On Mon, 15 Apr 2002 14:16:00 -0600, Pat LaVarre wrote:
>This message is from the T13 list server.
>> Hale: Why do you need all 16-bits of the Byte Count registers to report a
>residue value that can only be 0 or 1?
>Pat: In UDma 2 this value is sometimes as high as 5.  I know at length here before
>I've failed to explain clearly why, but it's a fact.

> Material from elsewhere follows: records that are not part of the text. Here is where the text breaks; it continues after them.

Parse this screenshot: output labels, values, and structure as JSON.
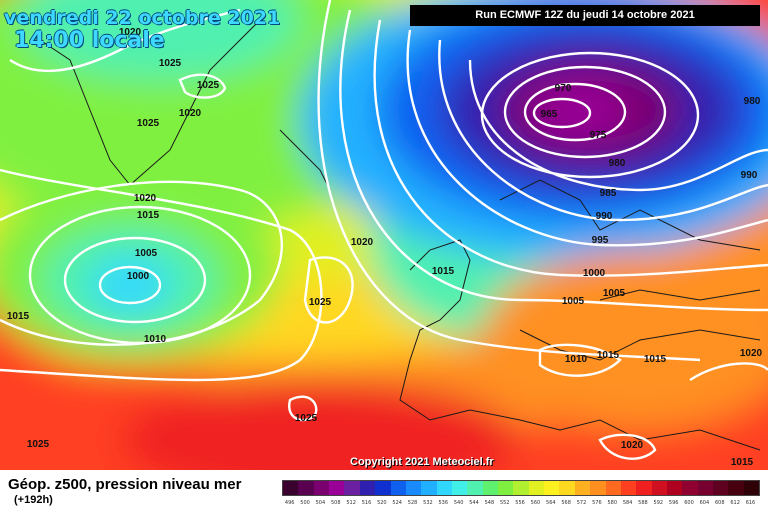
{
  "header": {
    "date_line": "vendredi 22 octobre 2021",
    "time_line": "14:00 locale",
    "run_info": "Run ECMWF 12Z du jeudi 14 octobre 2021"
  },
  "footer": {
    "copyright": "Copyright 2021 Meteociel.fr",
    "legend_title": "Géop. z500, pression niveau mer",
    "legend_subtitle": "(+192h)"
  },
  "legend_scale": {
    "labels": [
      "496",
      "500",
      "504",
      "508",
      "512",
      "516",
      "520",
      "524",
      "528",
      "532",
      "536",
      "540",
      "544",
      "548",
      "552",
      "556",
      "560",
      "564",
      "568",
      "572",
      "576",
      "580",
      "584",
      "588",
      "592",
      "596",
      "600",
      "604",
      "608",
      "612",
      "616"
    ],
    "colors": [
      "#3a002e",
      "#5a0050",
      "#7a0070",
      "#9a0098",
      "#6a20a0",
      "#3020b0",
      "#1030d0",
      "#1060f0",
      "#1a8aff",
      "#20b0ff",
      "#30d8ff",
      "#40f0e8",
      "#50f0b0",
      "#60f070",
      "#80f040",
      "#b0f030",
      "#e0f020",
      "#fff020",
      "#ffd820",
      "#ffb020",
      "#ff9020",
      "#ff6a20",
      "#ff4020",
      "#f02020",
      "#d01020",
      "#b00020",
      "#900030",
      "#780030",
      "#600020",
      "#480010",
      "#300008"
    ]
  },
  "isobar_labels": [
    "1020",
    "1025",
    "1025",
    "1020",
    "1025",
    "1020",
    "1015",
    "1005",
    "1000",
    "1010",
    "1015",
    "1025",
    "1025",
    "1025",
    "1020",
    "1015",
    "970",
    "965",
    "975",
    "980",
    "980",
    "985",
    "990",
    "990",
    "995",
    "1000",
    "1005",
    "1005",
    "1010",
    "1015",
    "1015",
    "1020",
    "1020",
    "1015"
  ]
}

That is because it isn't a fact. Here again we are back to what I can
only describe as a failure to understand how ATA/ATAPI data transfers
are performed and especially how UltraDMA transfers are performed. I
have posted several examples in an attempt to clear up this
misconception. Apparently you keep ignoring them because you think
they are not "real world" enough, yet they demostrate many of the
very basic issues that we keeping commenting on here without
resolution.

>In practice my fix for getting direction straight was (d) to write x1F3 with
>x80 In or x00 Out before o x1F7 xA0 Packet, to let the device see the
>direction the host wanted.

This has never been necessary to my knowledge in 10+ years of ATA or
8+ years of ATAPI. Why now? 

The direction of data movement and the amount of data moved by a
command is not open for negotiation. The command, be it an ATA hard
disk command or an ATAPI/SCSI CDB, absolutely and without question
determines the data direction and the amount of data. A host must
have every expection that the device will properly execute the
command or indicate error status. Why are we talking about this here?
This is one of the most basic concepts of computer I/O?